Juan Máximo Rojas Proenza, known as Max Rojas (June 4, 1940 – April 24, 2015) was a Mexican poet, essayist, literary critic and culture manager. He wrote long-winded poem Cuerpos, his last published work originally composed of three thousand pages and that could fill twenty volumes, publishing only four.

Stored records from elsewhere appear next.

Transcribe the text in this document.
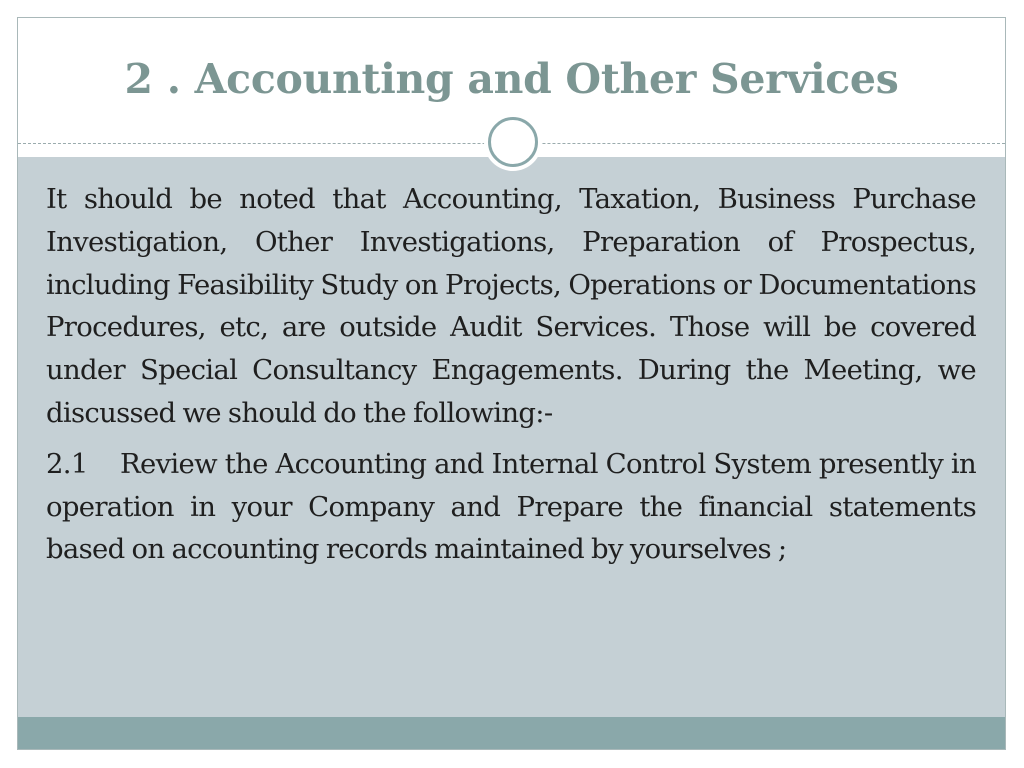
2 . Accounting and Other Services

It should be noted that Accounting, Taxation, Business Purchase Investigation, Other Investigations, Preparation of Prospectus, including Feasibility Study on Projects, Operations or Documentations Procedures, etc, are outside Audit Services. Those will be covered under Special Consultancy Engagements. During the Meeting, we discussed we should do the following:-

2.1 Review the Accounting and Internal Control System presently in operation in your Company and Prepare the financial statements based on accounting records maintained by yourselves ;
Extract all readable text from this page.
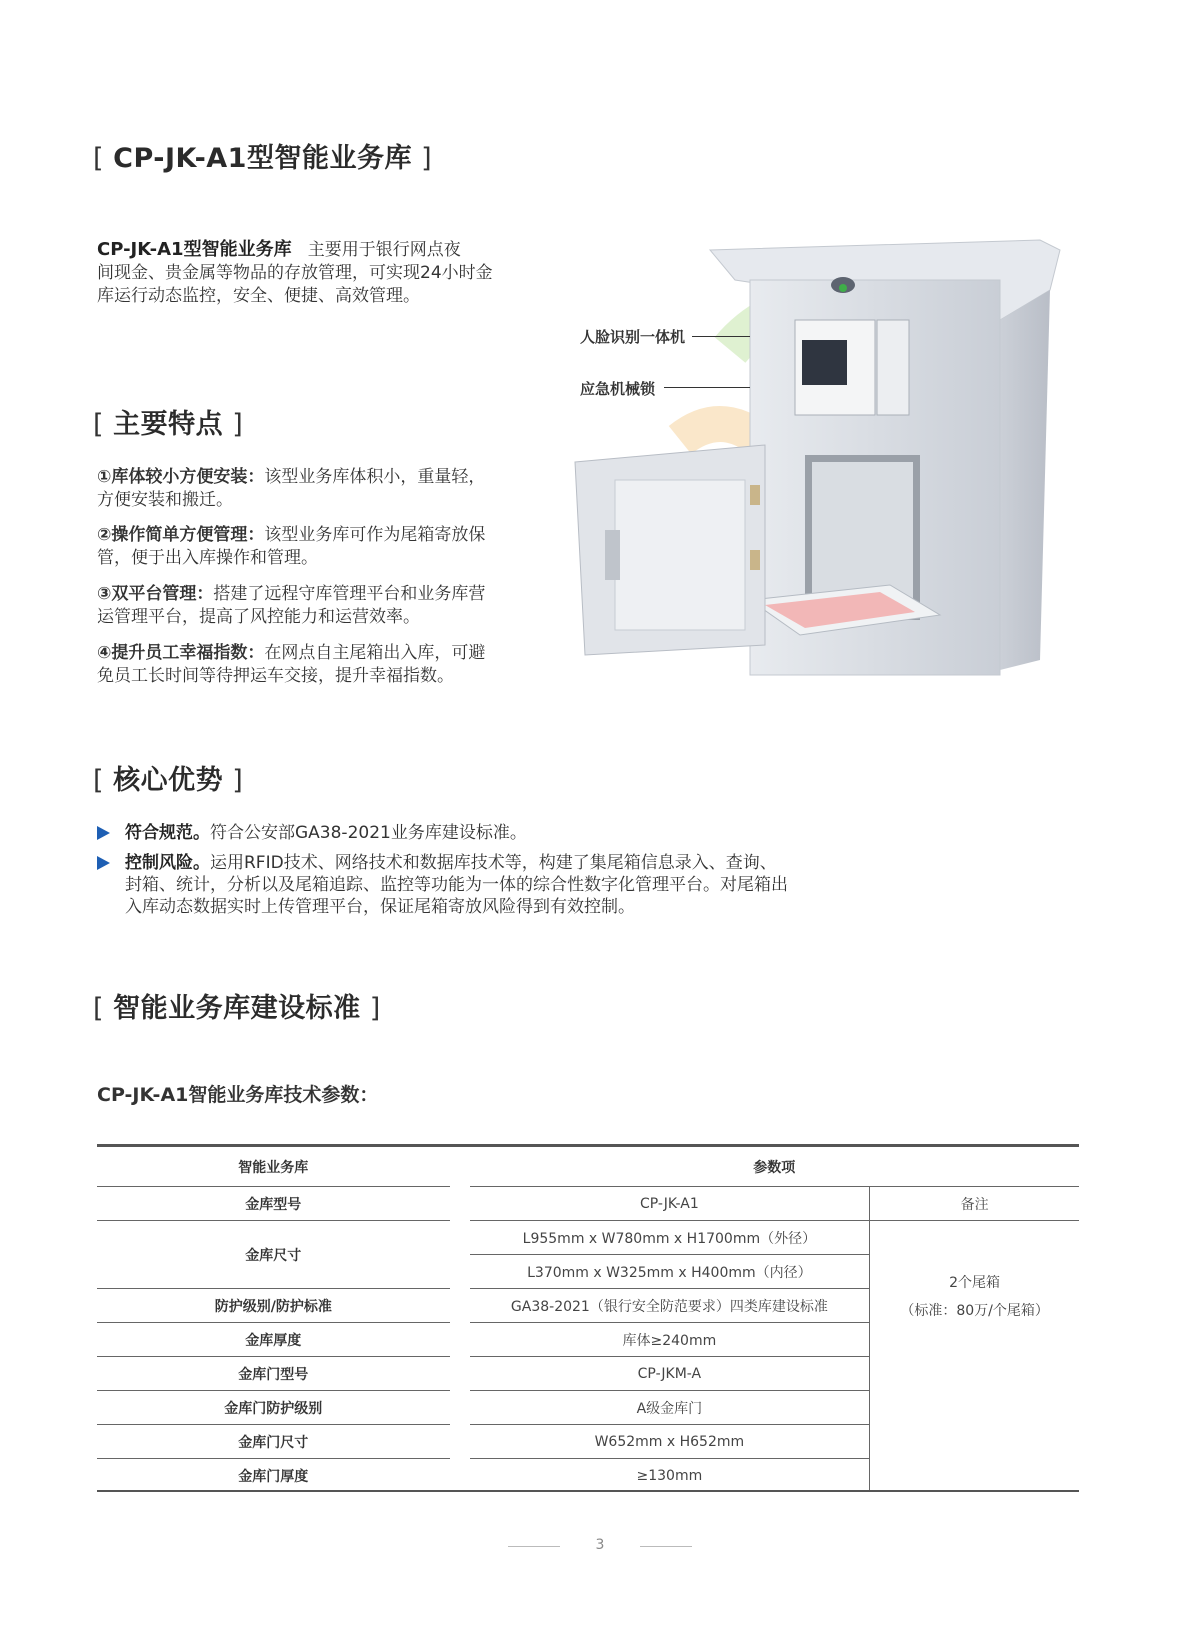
[ CP-JK-A1型智能业务库 ]
CP-JK-A1型智能业务库 主要用于银行网点夜
间现金、贵金属等物品的存放管理，可实现24小时金
库运行动态监控，安全、便捷、高效管理。
人脸识别一体机
应急机械锁
[ 主要特点 ]
①库体较小方便安装：该型业务库体积小，重量轻，
方便安装和搬迁。
②操作简单方便管理：该型业务库可作为尾箱寄放保
管，便于出入库操作和管理。
③双平台管理：搭建了远程守库管理平台和业务库营
运管理平台，提高了风控能力和运营效率。
④提升员工幸福指数：在网点自主尾箱出入库，可避
免员工长时间等待押运车交接，提升幸福指数。
[ 核心优势 ]
符合规范。符合公安部GA38-2021业务库建设标准。
控制风险。运用RFID技术、网络技术和数据库技术等，构建了集尾箱信息录入、查询、
封箱、统计，分析以及尾箱追踪、监控等功能为一体的综合性数字化管理平台。对尾箱出
入库动态数据实时上传管理平台，保证尾箱寄放风险得到有效控制。
[ 智能业务库建设标准 ]
CP-JK-A1智能业务库技术参数：
智能业务库		参数项	
金库型号		CP-JK-A1	备注
金库尺寸		L955mm x W780mm x H1700mm（外径）	2个尾箱
（标准：80万/个尾箱）

		L370mm x W325mm x H400mm（内径）	
防护级别/防护标准		GA38-2021（银行安全防范要求）四类库建设标准	
金库厚度		库体≥240mm	
金库门型号		CP-JKM-A	
金库门防护级别		A级金库门	
金库门尺寸		W652mm x H652mm	
金库门厚度		≥130mm	
3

He studied literary studies at the Facultad de Filosofía y Letras (UNAM) of the National Autonomous University of Mexico. In 1985 he published ten poems in Calandria de tolvañeras magazine, edited by Infrarrealismo movement. These poems will be part of the 1986 book Ser en la sombra. He was director of the Institute of Right of Asylum-Museo Casa de Leon Trotsky from 1994 to 1998. It was part of the Sistema Nacional de Creadores de Arte (National System of Art Creators) from 2006 to 2009 and 2010–2013, and participated in the Iztapalapa Council of Cultural Development and South Museums Circuit.

==List of works==
- 1971: El Turno del Aullante
- 1986: Ser en la sombra
- 1997: El turno del Aullante y otros poemas
- 2008: Memoria de los cuerpos. Cuerpos uno.
- 2008: Antología de cuerpos.
- 2008: Sobre cuerpos y esferas. Cuerpos dos.
- 2008: El suicida y los péndulos. Cuerpos tres.
- 2008: Cuerpos uno: Memoria de los Cuerpos
- 2008: Cuerpos dos: Sobre Cuerpos y Esferas
- 2008: Cuerpos tres: El Suicida y los Péndulos
- 2009: Cuerpos cuatro: Prosecución de los naufragios
- 2011: Cuerpos
- 2011: Obra primera (1958–1986)
- 2013: Poemas inéditos

==Awards==
- Carlos Pellicer Iberoamerican Prize in Poetry, 2009.